By John Perse
Ballots and Bullets, by Cleveland attorney and author James Robenalt, is a fascinating and in-depth account of the Glenville Shootout and the subsequent riots in July 1968. In many ways, the book reads like a novel and in others, like an investigative report of the lead up to, and aftermath of, those tragic days in the summer of 1968. The book is particularly adept at focusing on the specific details of the events of that time, in an almost minute by minute sequence, as well as providing a keen analysis of the overall national racial, economic, urban, and historic trends leading up to that one specific day, July 23. Particularly insightful is the way Robenalt weaves together the specific milieu of Cleveland in 1968 within the larger national context of the tumult of the mid- to late-1960s in America.

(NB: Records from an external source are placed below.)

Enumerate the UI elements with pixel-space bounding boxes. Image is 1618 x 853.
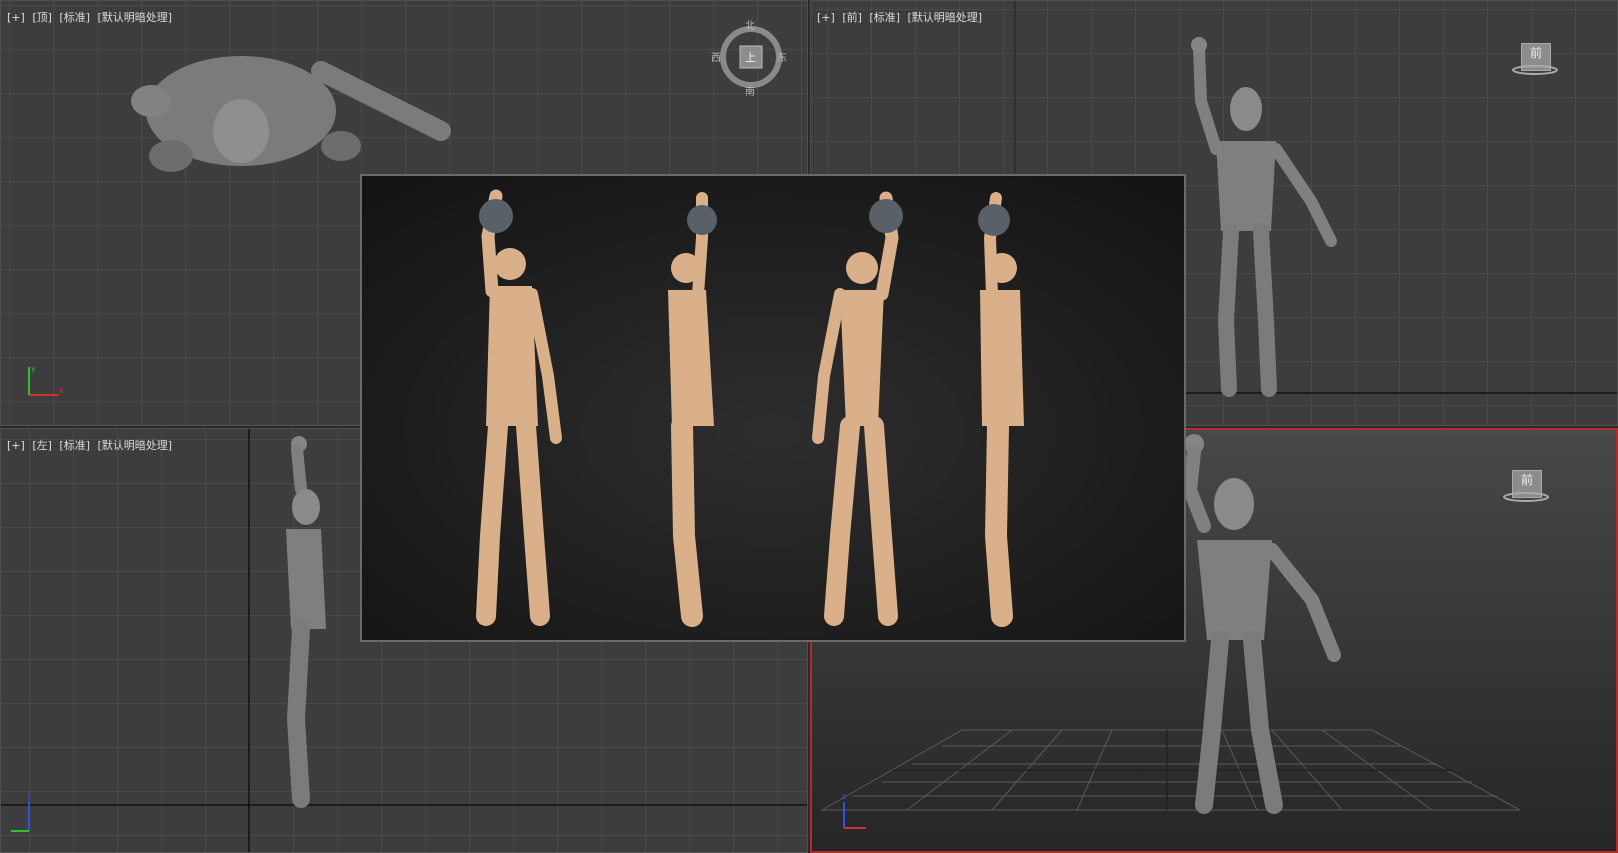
viewcube-face-top[interactable]: 上 [745, 49, 756, 65]
svg-text:z: z [842, 792, 846, 801]
viewport-shading-mode[interactable]: [默认明暗处理] [98, 11, 173, 24]
viewport-shading-mode[interactable]: [默认明暗处理] [98, 439, 173, 452]
viewport-label: [+] [前] [标准] [默认明暗处理] [817, 9, 986, 25]
viewport-label: [+] [顶] [标准] [默认明暗处理] [7, 9, 176, 25]
axis-tripod-icon: z [842, 792, 866, 829]
compass-west[interactable]: 西 [711, 49, 721, 64]
viewport-camera-mode[interactable]: [标准] [869, 11, 900, 24]
viewport-camera-mode[interactable]: [标准] [59, 11, 90, 24]
viewport-menu-plus[interactable]: [+] [817, 11, 835, 24]
render-figures [362, 176, 1184, 640]
compass-south[interactable]: 南 [745, 83, 755, 98]
axis-tripod-icon: x y [28, 364, 64, 396]
viewcube-ring-icon [1503, 492, 1549, 502]
compass-north[interactable]: 北 [745, 17, 755, 32]
viewport-menu-plus[interactable]: [+] [7, 439, 25, 452]
axis-tripod-icon: z [11, 792, 31, 832]
viewport-shading-mode[interactable]: [默认明暗处理] [908, 11, 983, 24]
viewport-view-name[interactable]: [顶] [32, 11, 52, 24]
viewport-view-name[interactable]: [左] [32, 439, 52, 452]
viewport-view-name[interactable]: [前] [842, 11, 862, 24]
turnaround-render-image [360, 174, 1186, 642]
viewport-label: [+] [左] [标准] [默认明暗处理] [7, 437, 176, 453]
viewport-camera-mode[interactable]: [标准] [59, 439, 90, 452]
viewcube-face-front[interactable]: 前 [1530, 46, 1542, 60]
svg-text:x: x [59, 386, 64, 395]
viewcube-compass[interactable]: 北 南 东 西 上 [711, 17, 789, 98]
viewport-menu-plus[interactable]: [+] [7, 11, 25, 24]
compass-east[interactable]: 东 [777, 49, 787, 64]
viewcube-ring-icon [1512, 65, 1558, 75]
svg-text:y: y [31, 364, 36, 373]
viewcube-face-front[interactable]: 前 [1521, 473, 1533, 487]
svg-text:z: z [27, 792, 31, 801]
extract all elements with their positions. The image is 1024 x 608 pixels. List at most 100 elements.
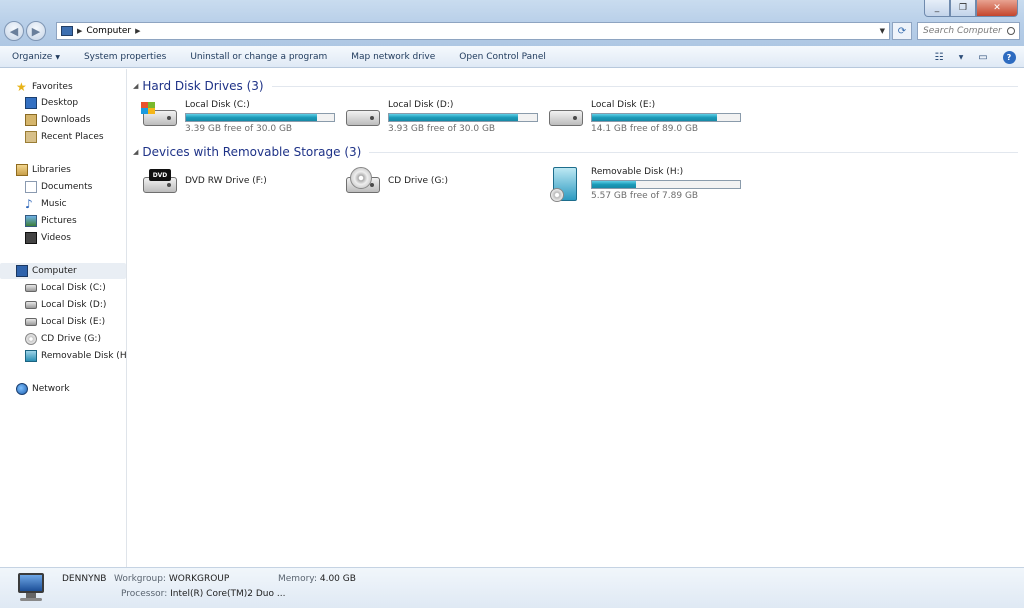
processor-info: Processor: Intel(R) Core(TM)2 Duo ... [121, 589, 285, 599]
sidebar-item-network[interactable]: Network [0, 381, 126, 397]
sidebar-item-label: Network [32, 384, 70, 394]
sidebar-item-label: Music [41, 199, 67, 209]
videos-icon [25, 232, 37, 244]
sidebar-item-label: Favorites [32, 82, 73, 92]
drive-usage-bar [185, 113, 335, 122]
sidebar-item-computer[interactable]: Computer [0, 263, 126, 279]
uninstall-program-button[interactable]: Uninstall or change a program [178, 52, 339, 62]
search-icon[interactable] [1007, 27, 1015, 35]
back-button[interactable]: ◀ [4, 21, 24, 41]
drive-name: Local Disk (E:) [591, 100, 656, 110]
sidebar-item-local-disk-d[interactable]: Local Disk (D:) [0, 297, 126, 313]
help-button[interactable]: ? [1000, 49, 1018, 65]
sidebar-item-documents[interactable]: Documents [0, 179, 126, 195]
forward-arrow-icon: ▶ [31, 24, 41, 38]
group-header-removable[interactable]: ◢ Devices with Removable Storage (3) [133, 145, 1018, 159]
workgroup-info: Workgroup: WORKGROUP [114, 574, 229, 584]
sidebar-item-removable-disk-h[interactable]: Removable Disk (H:) [0, 348, 126, 364]
sidebar-item-music[interactable]: ♪ Music [0, 196, 126, 212]
sidebar-item-label: Documents [41, 182, 93, 192]
hard-disk-icon [25, 318, 37, 326]
processor-label: Processor: [121, 589, 168, 599]
sidebar-item-label: Local Disk (C:) [41, 283, 106, 293]
computer-icon [16, 265, 28, 277]
drive-removable-h[interactable]: Removable Disk (H:) 5.57 GB free of 7.89… [547, 167, 747, 202]
memory-info: Memory: 4.00 GB [278, 574, 356, 584]
group-header-hard-disks[interactable]: ◢ Hard Disk Drives (3) [133, 79, 1018, 93]
search-placeholder: Search Computer [923, 26, 1002, 36]
sidebar-item-label: Desktop [41, 98, 79, 108]
downloads-folder-icon [25, 114, 37, 126]
sidebar-item-downloads[interactable]: Downloads [0, 112, 126, 128]
hard-disk-icon [25, 301, 37, 309]
preview-pane-icon: ▭ [978, 51, 988, 63]
sidebar-item-label: Videos [41, 233, 71, 243]
refresh-button[interactable]: ⟳ [892, 22, 912, 40]
change-view-button[interactable]: ☷ [930, 49, 948, 65]
dvd-drive-icon: DVD [141, 169, 179, 199]
sidebar-item-local-disk-e[interactable]: Local Disk (E:) [0, 314, 126, 330]
collapse-icon: ◢ [133, 82, 139, 90]
caption-buttons: _ ❐ ✕ [924, 0, 1018, 17]
drive-local-disk-c[interactable]: Local Disk (C:) 3.39 GB free of 30.0 GB [141, 100, 341, 134]
sidebar-item-label: Recent Places [41, 132, 104, 142]
drive-local-disk-d[interactable]: Local Disk (D:) 3.93 GB free of 30.0 GB [344, 100, 544, 134]
breadcrumb-separator-icon[interactable]: ▶ [77, 27, 82, 35]
sidebar-item-desktop[interactable]: Desktop [0, 95, 126, 111]
breadcrumb-separator-icon[interactable]: ▶ [135, 27, 140, 35]
maximize-button[interactable]: ❐ [950, 0, 976, 17]
file-list: ◢ Hard Disk Drives (3) Local Disk (C:) 3… [127, 69, 1024, 567]
sidebar-item-favorites[interactable]: ★ Favorites [0, 79, 126, 95]
close-button[interactable]: ✕ [976, 0, 1018, 17]
drive-usage-bar [388, 113, 538, 122]
processor-value: Intel(R) Core(TM)2 Duo ... [170, 589, 286, 599]
drive-local-disk-e[interactable]: Local Disk (E:) 14.1 GB free of 89.0 GB [547, 100, 747, 134]
drive-cd-g[interactable]: CD Drive (G:) [344, 167, 544, 201]
breadcrumb-computer[interactable]: Computer [86, 26, 131, 36]
recent-places-icon [25, 131, 37, 143]
documents-icon [25, 181, 37, 193]
network-icon [16, 383, 28, 395]
star-icon: ★ [16, 80, 27, 94]
group-divider [271, 85, 1018, 87]
group-title: Devices with Removable Storage (3) [142, 145, 362, 159]
view-dropdown-button[interactable]: ▼ [956, 49, 966, 65]
memory-value: 4.00 GB [319, 574, 356, 584]
minimize-button[interactable]: _ [924, 0, 950, 17]
system-properties-button[interactable]: System properties [72, 52, 178, 62]
map-network-drive-button[interactable]: Map network drive [339, 52, 447, 62]
organize-button[interactable]: Organize ▼ [0, 52, 72, 62]
chevron-down-icon: ▼ [55, 53, 60, 61]
drive-name: Removable Disk (H:) [591, 167, 684, 177]
drive-name: Local Disk (C:) [185, 100, 250, 110]
forward-button[interactable]: ▶ [26, 21, 46, 41]
drive-usage-fill [592, 114, 717, 121]
desktop-icon [25, 97, 37, 109]
sidebar-item-label: Downloads [41, 115, 91, 125]
memory-label: Memory: [278, 574, 317, 584]
open-control-panel-button[interactable]: Open Control Panel [447, 52, 558, 62]
help-icon: ? [1002, 50, 1016, 64]
sidebar-item-local-disk-c[interactable]: Local Disk (C:) [0, 280, 126, 296]
sidebar-item-videos[interactable]: Videos [0, 230, 126, 246]
hard-disk-icon [25, 284, 37, 292]
refresh-icon: ⟳ [897, 25, 907, 37]
libraries-icon [16, 164, 28, 176]
sidebar-item-pictures[interactable]: Pictures [0, 213, 126, 229]
group-divider [369, 151, 1018, 153]
details-pane: DENNYNB Workgroup: WORKGROUP Memory: 4.0… [0, 567, 1024, 608]
address-bar[interactable]: ▶ Computer ▶ ▼ [56, 22, 890, 40]
drive-free-space: 14.1 GB free of 89.0 GB [591, 124, 699, 134]
hard-disk-windows-icon [141, 102, 179, 132]
search-input[interactable]: Search Computer [917, 22, 1020, 40]
drive-dvd-rw-f[interactable]: DVD DVD RW Drive (F:) [141, 167, 341, 201]
drive-free-space: 5.57 GB free of 7.89 GB [591, 191, 699, 201]
sidebar-item-cd-drive-g[interactable]: CD Drive (G:) [0, 331, 126, 347]
title-bar: _ ❐ ✕ ◀ ▶ ▶ Computer ▶ ▼ ⟳ Search Comput… [0, 0, 1024, 46]
sidebar-item-recent-places[interactable]: Recent Places [0, 129, 126, 145]
music-note-icon: ♪ [25, 197, 33, 211]
sidebar-item-libraries[interactable]: Libraries [0, 162, 126, 178]
address-dropdown-icon[interactable]: ▼ [880, 27, 885, 35]
drive-free-space: 3.39 GB free of 30.0 GB [185, 124, 293, 134]
preview-pane-button[interactable]: ▭ [974, 49, 992, 65]
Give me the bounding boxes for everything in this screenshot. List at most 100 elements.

That Cleveland exploded in what can only be called racial urban warfare on the streets of Glenville on that hot July day should come as no surprise when set within the overall context of America in 1968, and in particular, the emerging trends of the civil rights movement and the rise of Black Nationalism. Indeed, the Memphis Sanitation Workers strike, the violence in Orangeburg, South Carolina during a civil rights protest against a segregated bowling alley, the takeover of an administration building by Black students at Howard University, and of course, the assassination of Dr. Martin Luther King on April 4th, 1968, in Memphis, Tennessee, could only be considered a foreshadowing of what was to occur in Cleveland later that summer. In fact, just two days after King’s assassination, a 90-minute shootout between Black Panthers and the police in Oakland, California took place. All told, Robenalt captures the realities of how and why the civil rights movement was becoming increasingly militant and confrontational at that time.
We learn that Cleveland itself was becoming a center of the civil rights movement in the 1960s, too. Indeed, Martin Luther King had visited Cleveland on numerous occasions going back to the mid 1950s, and none other than Malcolm X came to Cleveland where, on April 13, 1968, he gave his famous “Ballot or the Bullet” speech at Cory United Methodist Church on East 105th Street in Glenville. To Roebnalt, it should not have been a surprise that the larger national civil rights movement and the specific events in Cleveland in the summer of 1968 would have resulted in an armed conflagration. Robenalt describes that even with the election in November 1967 of Carl Stokes as the first Black mayor of a major city, the deep-seated and long simmering frustrations of Cleveland’s Black communities, coupled with the impact of the rise of Black Nationalism, could not forestall the events of July 23.
Robenalt’s book is especially impressive in terms of the detailed backgrounds of the key participants in the larger civil rights movement, as well as the specific, and at times, excruciating details of the actual Glenville riots. Interwoven throughout, Robenalt sheds light on the larger issues of the fight for equality related, as it was, to educational, economic, political, and urban affairs.
In a new afterword to the original book, Robenalt articulates, clearly that the issues that led to those horrific days in July of 1968 are still unresolved today. Continued problems with police actions, responses to those police actions, and deep-seated systemic racial, housing, educational, and economic realities, continue to plague Cleveland. He also elaborates on the current polarization in America and links together the massacre against members of the Hispanic community in El Paso in 2019, the heinous attack on the Tree of Life Synagogue in Pittsburgh in 2018, and the deadly Unite the Right Rally in Charlottesville in 2017.
In this manner, Robenalt connects the events in Glenville in 1968 with the issues confronting America in 2024. He ends the new afterword in a cautious yet hopeful note when he says that the only answer to these issues “ . . . is for people of goodwill . . .to continue to see the human struggle as one struggle and to engage in dialogue, however uncomfortable that may be.”